La qualificazione in Champions League può cambiare tutto il futuro del Milan: dagli obiettivi di mercato fino alla posizione di Allegri e Tare
Parlando del mercato rossonero e andando via via ad analizzare i potenziali nomi sul taccuino della dirigenza, occorre spesso precisare che molti di questi sono per forza di cose legati all’eventuale qualificazione del Milan in Champions League.
Come fatto capire a più riprese anche dallo stesso mister Massimiliano Allegri, per un club come il Milan entrare in Champions League è troppo importante, sia per gli introiti che essa porta, fondamentali per la sostenibilità del club, sia in chiave appeal. La Champions sposta infatti parecchio nel cercare di convincere un giocatore.
Il Milan conserva sempre una certa capacità di attrarre i giocatori, data dalla sua storia e dalla grandezza del club stesso, ma basti pensare all’anno scorso, quando i rossoneri hanno inseguito giocatori come Hojlund o Akanji che però alla fine hanno deciso di sposare altri progetti anche per via della possibilità di giocare la Champions League. Una vetrina troppo prestigiosa, di cui tutti i migliori giocatori vogliono fare parte.
Tornando al discorso mercato: un nome discusso spesso ultimamente come possibile innesto per il centrocampo è quello di Leon Goretzka, in scadenza a giugno dal Bayern Monaco. Lui è uno di quei giocatori che probabilmente verrebbero al Milan soltanto in caso di qualificazione in Champions League. Sia per un discorso di concorrenza agguerrita da parte di altri club europei, sia per un discorso di costi. Senza la Champions ci aspettiamo infatti, oltre a qualche sacrificio importante sul mercato in chiave cessioni, anche un notevole ridimensionamento della campagna acquisti, che sarebbe più incentrata su giocatori emergenti piuttosto che su leader esperti e dal profilo internazionale.
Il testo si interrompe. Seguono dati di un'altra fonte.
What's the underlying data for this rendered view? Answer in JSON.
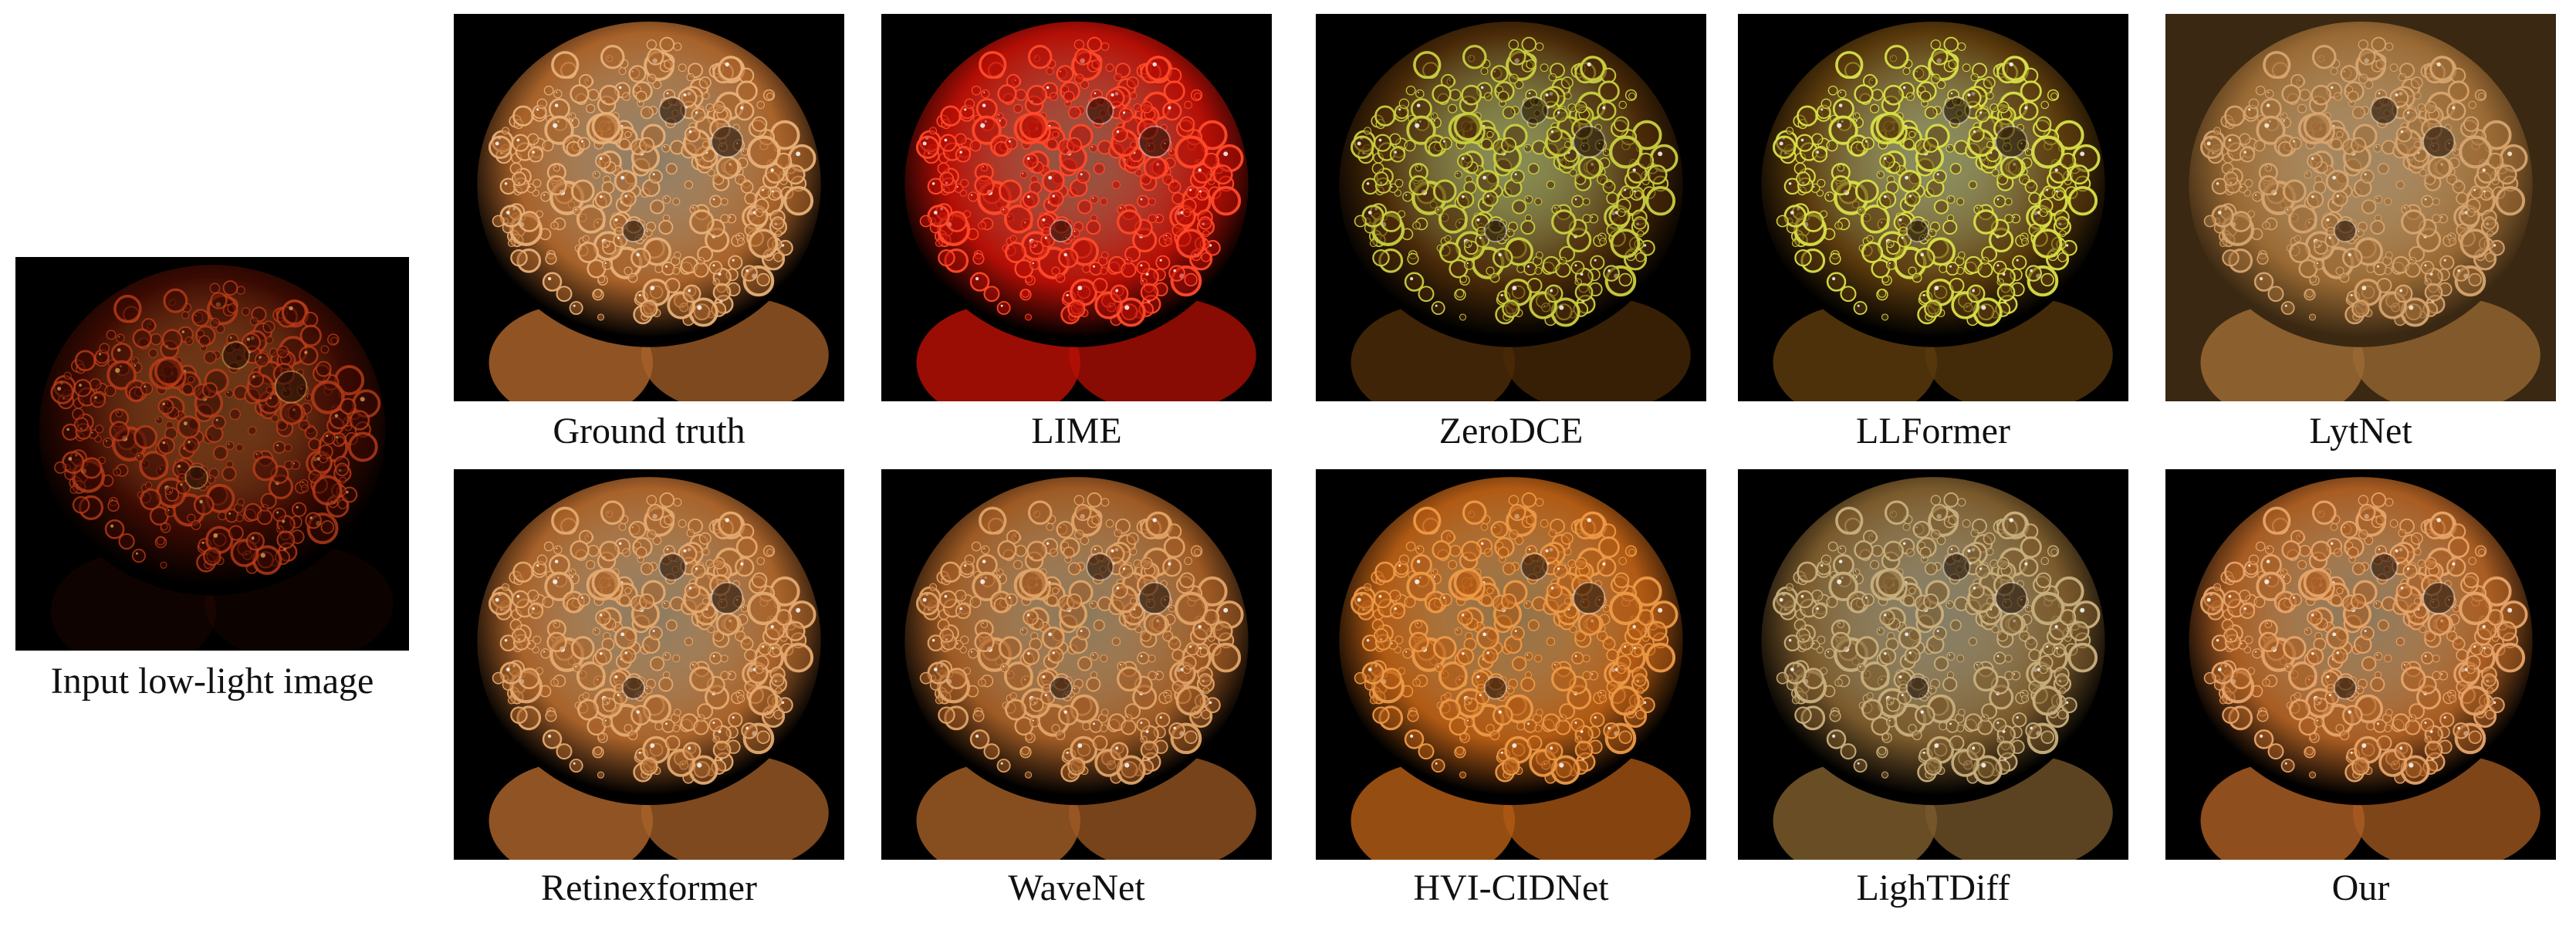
{
  "figure": {
    "input": {
      "caption": "Input low-light image",
      "palette": {
        "bg": "#000000",
        "disc": "#3a0a02",
        "rim": "#c2401a",
        "hi": "#ff8a3a",
        "glow": "#ffd070"
      }
    },
    "panels": [
      {
        "caption": "Ground truth",
        "palette": {
          "bg": "#000000",
          "disc": "#a8622a",
          "rim": "#e7b078",
          "hi": "#fbe0b6",
          "glow": "#ffffff"
        }
      },
      {
        "caption": "LIME",
        "palette": {
          "bg": "#000000",
          "disc": "#b50f06",
          "rim": "#ff4a2a",
          "hi": "#ff9a7a",
          "glow": "#ffffff"
        }
      },
      {
        "caption": "ZeroDCE",
        "palette": {
          "bg": "#000000",
          "disc": "#4a2a08",
          "rim": "#c8d040",
          "hi": "#f2ff9a",
          "glow": "#ffffff"
        }
      },
      {
        "caption": "LLFormer",
        "palette": {
          "bg": "#000000",
          "disc": "#5a3a0c",
          "rim": "#d8e048",
          "hi": "#f8ffb0",
          "glow": "#ffffff"
        }
      },
      {
        "caption": "LytNet",
        "palette": {
          "bg": "#3a2812",
          "disc": "#9a6a34",
          "rim": "#d6a470",
          "hi": "#f2d2a4",
          "glow": "#fff4dc"
        }
      },
      {
        "caption": "Retinexformer",
        "palette": {
          "bg": "#000000",
          "disc": "#a8622a",
          "rim": "#e4aa70",
          "hi": "#fadcae",
          "glow": "#ffffff"
        }
      },
      {
        "caption": "WaveNet",
        "palette": {
          "bg": "#000000",
          "disc": "#9e5a24",
          "rim": "#e0a468",
          "hi": "#f8d8a6",
          "glow": "#ffffff"
        }
      },
      {
        "caption": "HVI-CIDNet",
        "palette": {
          "bg": "#000000",
          "disc": "#b05a14",
          "rim": "#ec9a48",
          "hi": "#ffcc86",
          "glow": "#ffffff"
        }
      },
      {
        "caption": "LighTDiff",
        "palette": {
          "bg": "#000000",
          "disc": "#7a5a2c",
          "rim": "#c8b07e",
          "hi": "#ece0b8",
          "glow": "#ffffff"
        }
      },
      {
        "caption": "Our",
        "palette": {
          "bg": "#000000",
          "disc": "#a85c22",
          "rim": "#e6a46a",
          "hi": "#fbd8a4",
          "glow": "#ffffff"
        }
      }
    ]
  }
}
Champions decisiva anche per Tare e Allegri
Le battute d’arresto fatte dal Milan negli ultimi mesi hanno complicato parecchio le cose. Il vantaggio che sembrava solido, conquistato grazie ad una prima parte di stagione convincente, si è ridotto a soli 3 punti negli ultimi due sciagurati mesi, nei quali i rossoneri hanno perso ben quattro partite, due delle quali sono state anche prestazioni umilianti come la scorsa col Sassuolo o quella di tre settimane fa in casa contro l’Udinese.Nulla è più scontato e per programmare un mercato all’altezza servirà non sbagliare queste ultime tre gare rimaste. Il problema è che, nel caso in cui dovesse andare male, non sarebbe soltanto il mercato a rimetterci, ma ci aspettiamo un grosso ribaltone anche in altri campi.
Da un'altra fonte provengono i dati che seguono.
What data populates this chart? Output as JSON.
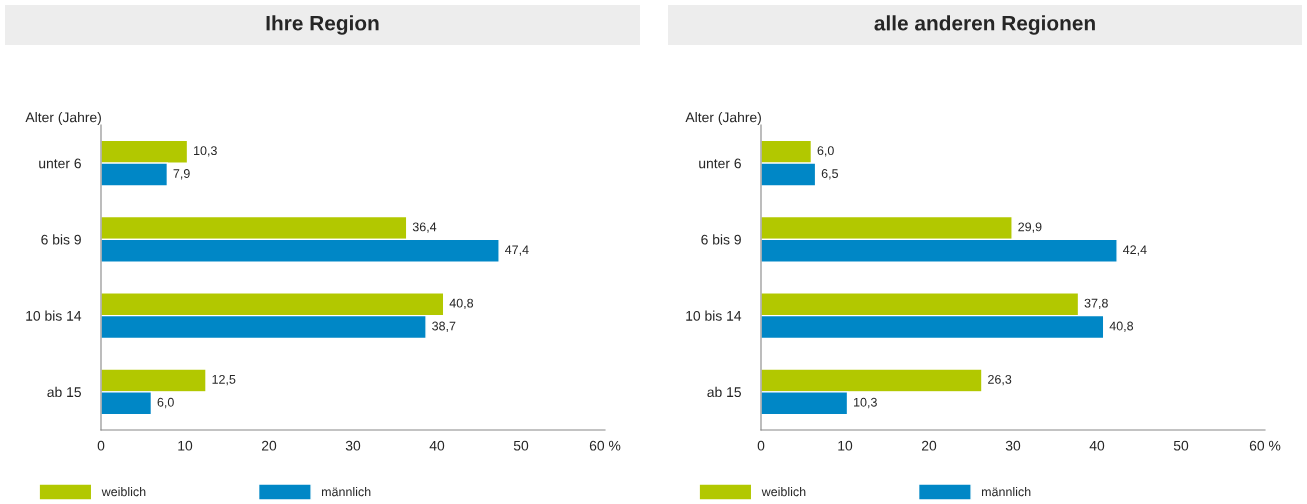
{
  "chart_data": [
    {
      "type": "bar",
      "orientation": "horizontal",
      "title": "Ihre Region",
      "ylabel": "Alter (Jahre)",
      "categories": [
        "unter 6",
        "6 bis 9",
        "10 bis 14",
        "ab 15"
      ],
      "xlim": [
        0,
        60
      ],
      "xticks": [
        0,
        10,
        20,
        30,
        40,
        50,
        {
          "value": 60,
          "label": "60 %"
        }
      ],
      "legend": "bottom",
      "grid": false,
      "series": [
        {
          "name": "weiblich",
          "color": "#b2c800",
          "values": [
            10.3,
            36.4,
            40.8,
            12.5
          ],
          "value_labels": [
            "10,3",
            "36,4",
            "40,8",
            "12,5"
          ]
        },
        {
          "name": "männlich",
          "color": "#0087c6",
          "values": [
            7.9,
            47.4,
            38.7,
            6.0
          ],
          "value_labels": [
            "7,9",
            "47,4",
            "38,7",
            "6,0"
          ]
        }
      ]
    },
    {
      "type": "bar",
      "orientation": "horizontal",
      "title": "alle anderen Regionen",
      "ylabel": "Alter (Jahre)",
      "categories": [
        "unter 6",
        "6 bis 9",
        "10 bis 14",
        "ab 15"
      ],
      "xlim": [
        0,
        60
      ],
      "xticks": [
        0,
        10,
        20,
        30,
        40,
        50,
        {
          "value": 60,
          "label": "60 %"
        }
      ],
      "legend": "bottom",
      "grid": false,
      "series": [
        {
          "name": "weiblich",
          "color": "#b2c800",
          "values": [
            6.0,
            29.9,
            37.8,
            26.3
          ],
          "value_labels": [
            "6,0",
            "29,9",
            "37,8",
            "26,3"
          ]
        },
        {
          "name": "männlich",
          "color": "#0087c6",
          "values": [
            6.5,
            42.4,
            40.8,
            10.3
          ],
          "value_labels": [
            "6,5",
            "42,4",
            "40,8",
            "10,3"
          ]
        }
      ]
    }
  ]
}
Se la Champions non dovesse essere centrata, sia Allegri che il DS Tare infatti potrebbero salutare. Il progetto iniziato lo scorso anno, con cui il Milan è ripartito dopo una stagione disastrosa, ha bisogno di trovare continuità raggiungendo l’obiettivo prefissato, senza il quale gran parte della programmazione andrebbe a rotoli.
Lo stesso Allegri nella prossima stagione vorrebbe competere non solo per i primi quattro posti, ma possibilmente anche per il titolo, rafforzando la rosa attuale con giocatori forti ed esperti. Anche per questo motivo finire nei primi quattro posti non significherebbe soltanto tornare nel palcoscenico preferito di un club come il Milan, ma vale molto di più: influenzerà il mercato, chi lo andrà a fare e potrebbe incidere anche sulla guida tecnica.